Medium Rotation — Romanticism; Ten Fold

HANA VU Romanticism (Ghostly International) — For songwriters and performers, it might be more accurate to measure age in recordings than years. Hana Vu is still in her early-to-mid-twenties according to the calendar, but her new release, Romanticism, places her four albums deep into her career. The latter seems a better yardstick for the sort of world weariness she totes along with her. The existential ennui of her lyrics is pairs with indie pop that is elegant and buoyant, placing her nicely within the modern clique headed by Soccer Mommy and Snail Mail, both artists she’s shared bills with. “Care” practically shimmers with a tone of purpose and power as Vu intones pummeling sad lyrics such as “The more I think about it now, I’m just a book you throw away/ ‘Cause you don’t know what I’m about, yeah, you don’t know.” She employs anxious synths on “Dreams” and gives and has a verve that suggests a less sunny version of the Cardigans on “Play.” It’s like pop music for people who’ve given up on the idea that songs can soothe their wounded inner being but also can’t quite break the habit of huddling under their headphones in search of escape. “Hammer” hits with the cracking impact of its title object, and the sweeping “Alone” suggests where Arcade Fire would have landed if they had never earned indulgent recording budgets. Romanticism is imbued with a maturity that gives it real emotional urgency, even when — maybe especially when — those emotions are at their most forlorn. Fall under the thrall of the following cuts: “Look Alive,” “How It Goes,” “Airplane,” and “Love.”

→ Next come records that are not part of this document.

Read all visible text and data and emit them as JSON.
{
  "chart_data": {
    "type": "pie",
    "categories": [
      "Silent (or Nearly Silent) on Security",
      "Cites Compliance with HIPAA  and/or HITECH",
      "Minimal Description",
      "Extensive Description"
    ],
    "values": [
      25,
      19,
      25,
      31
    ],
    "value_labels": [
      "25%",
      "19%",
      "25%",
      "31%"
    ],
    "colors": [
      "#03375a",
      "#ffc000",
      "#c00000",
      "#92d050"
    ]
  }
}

YAYA BEY Ten Fold (Big Dada) — Yaya Bey had already established she knew how to winningly use her creative process to fight through personal tumult. Her 2022 breakthrough album, Remember Your North Star, was forged into being while she was still feeling the sting of a rough divorce. While she worked on her new follow-up, Ten Fold, she was beset by grief. Her rapper father, Ayub Bey, better know as Grand Daddy I.U., died in late 2022, and the album implicitly asks if mournfulness can be defiant and even jubilant. On “the evidence,” Bey might be singing “Sometimes it feels like I won’t make it (hey, yeah)/ Sometimes it feels like I can’t go (hey, yeah)” but the track’s thick groove provides a counterpoint of focused endurance. The neo-soul material grabs attention with its insistent catchiness and spirited energy. There’s sometimes an intoxicating cheeriness tot he music, as heard on the buoyant “chrysanthemums” and “all around los angeles,” with its lithe, lively undercurrent straight from a vintage Tom Tom Club record. Mainly, Bey continues to position herself as a worthy successor to Neneh Cherry as she crafts tracks that still firmly grounded in her chosen genre while deftly employing little jazzy flourishes. Both “chasing the bus” and “carl thomas sliding down the wall” are soul songs as smooth as unruffled silk. Bey addresses her father most directly on “yvette’s cooking show”: “I know how shit get real/ I hope you get to rest/ You somewhere chillin’, laid back, knowing you did your best.” Grand Daddy I.U. was a musician, too, so there’s no greater tribute than his daughter sending him off with sturdy beats. Expand your pleasure exponentially with “sir princess bad bitch,” “slow dancing in the kitchen,” “iloveyoufrankiebeverly,” and “career day.”